Return each employee's `id`, name, `salary_amount` (their current salary, reported as a missing value if no active salary is on record), and `dept_avg_salary` (the average current salary across employees in their department)

The shape

The LEFT JOIN keeps every employee in the result, and AVG(s.amount) OVER (PARTITION BY e.department_id) puts the department's benchmark on each row without folding rows together. For an employee with no active salary, the join produces one row with s.amount as NULL, and AVG ignores that NULL when computing the partition average — so the benchmark stays clean.

Clause by clause

• SELECT e.id AS employee_id, e.name AS employee_name, s.amount AS salary_amount, AVG(s.amount) OVER (PARTITION BY e.department_id) AS dept_avg_salary returns one row per employee with both their own salary and the department average on the same row.
• FROM employees e LEFT JOIN salaries s ON s.employee_id = e.id AND s.end_date IS NULL pairs each employee with their active salary. The end_date IS NULL test inside the ON clause both selects the active record and lets unmatched employees survive — their s.amount arrives as NULL.
• AVG(s.amount) OVER (PARTITION BY e.department_id) computes each department's average across the salaries that the join actually returned.
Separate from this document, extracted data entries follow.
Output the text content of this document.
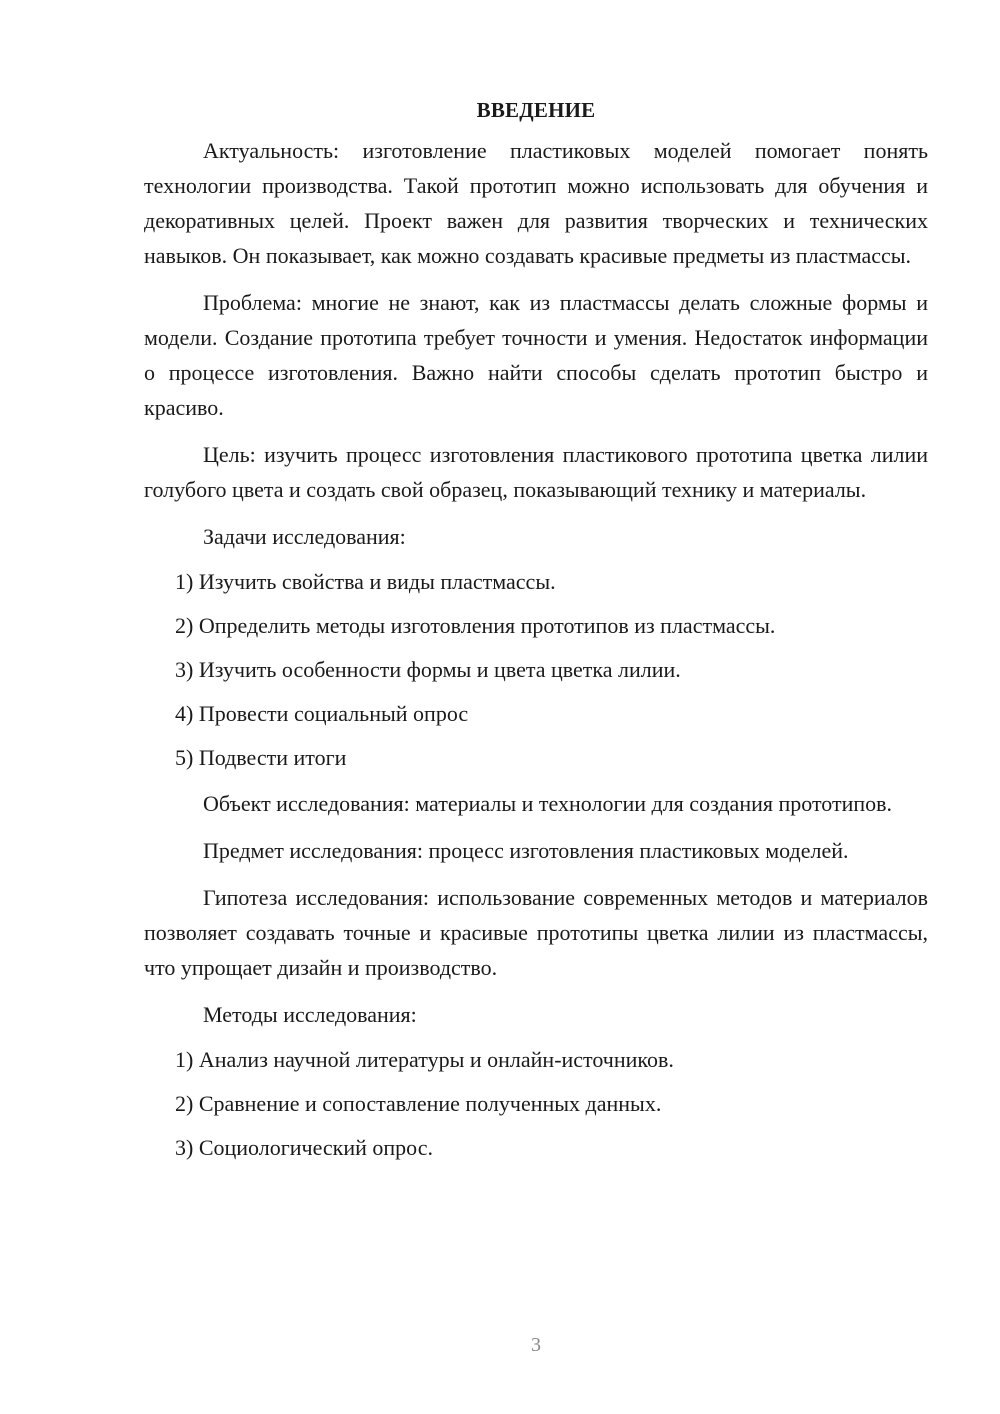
ВВЕДЕНИЕ

Актуальность: изготовление пластиковых моделей помогает понять технологии производства. Такой прототип можно использовать для обучения и декоративных целей. Проект важен для развития творческих и технических навыков. Он показывает, как можно создавать красивые предметы из пластмассы.

Проблема: многие не знают, как из пластмассы делать сложные формы и модели. Создание прототипа требует точности и умения. Недостаток информации о процессе изготовления. Важно найти способы сделать прототип быстро и красиво.

Цель: изучить процесс изготовления пластикового прототипа цветка лилии голубого цвета и создать свой образец, показывающий технику и материалы.

Задачи исследования:

1) Изучить свойства и виды пластмассы.
2) Определить методы изготовления прототипов из пластмассы.
3) Изучить особенности формы и цвета цветка лилии.
4) Провести социальный опрос
5) Подвести итоги

Объект исследования: материалы и технологии для создания прототипов.

Предмет исследования: процесс изготовления пластиковых моделей.

Гипотеза исследования: использование современных методов и материалов позволяет создавать точные и красивые прототипы цветка лилии из пластмассы, что упрощает дизайн и производство.

Методы исследования:

1) Анализ научной литературы и онлайн-источников.
2) Сравнение и сопоставление полученных данных.
3) Социологический опрос.
3
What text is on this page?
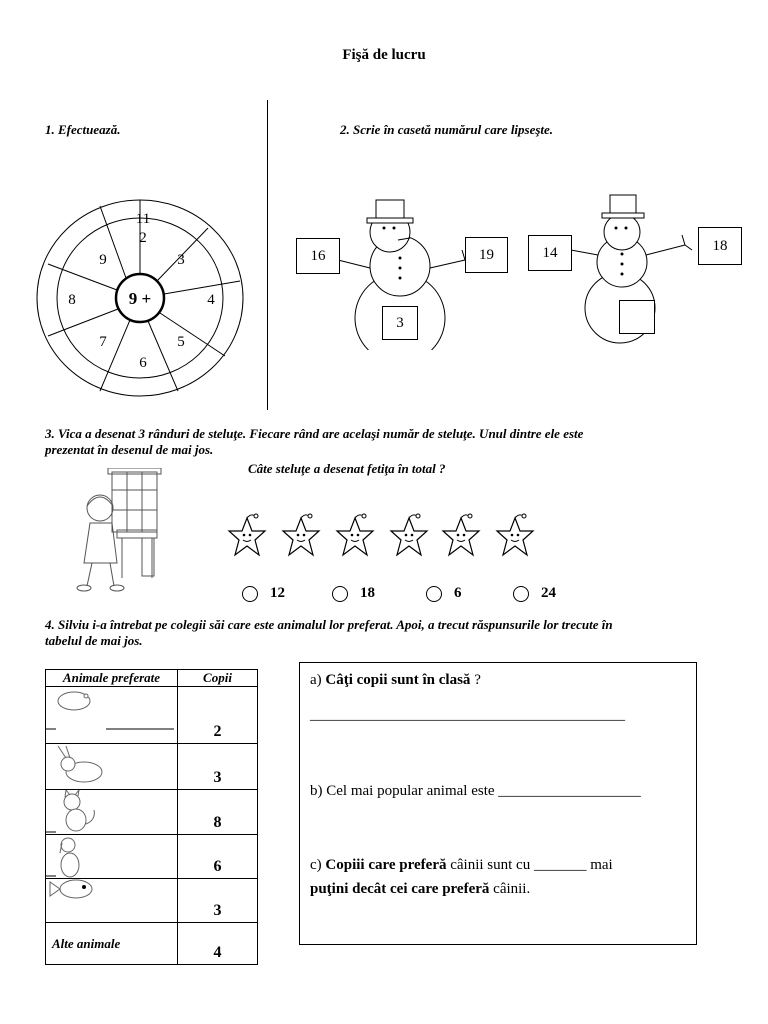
Fişă de lucru
1. Efectuează.
9 +
11
2
3
4
5
6
7
8
9
2. Scrie în casetă numărul care lipseşte.
16	19
3
14	18
3. Vica a desenat 3 rânduri de steluţe. Fiecare rând are acelaşi număr de steluţe. Unul dintre ele este
prezentat în desenul de mai jos.
Câte steluţe a desenat fetiţa în total ?
12	18	6	24
4. Silviu i-a întrebat pe colegii săi care este animalul lor preferat. Apoi, a trecut răspunsurile lor trecute în
tabelul de mai jos.
Animale preferate	Copii

	2

	3

	8

	6

	3
Alte animale	4
a) Câţi copii sunt în clasă ?
__________________________________________
b) Cel mai popular animal este ___________________
c) Copiii care preferă câinii sunt cu _______ mai
puţini decât cei care preferă câinii.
AVG skips NULL inputs, so employees with no active salary do not lower the average toward zero — they simply don't participate in it.
• ORDER BY e.department_id, e.id sorts the report by department, then by employee within each department.

The trap

An employee with no active salary correctly shows salary_amount as NULL, but their row still carries the department's dept_avg_salary. That happens because the window function runs per partition row, not per non-NULL row. The unmatched employee is still a row in the Engineering partition, so they still get Engineering's average alongside their own NULL salary. That is the intended behavior here, but it is easy to misread as a propagation bug.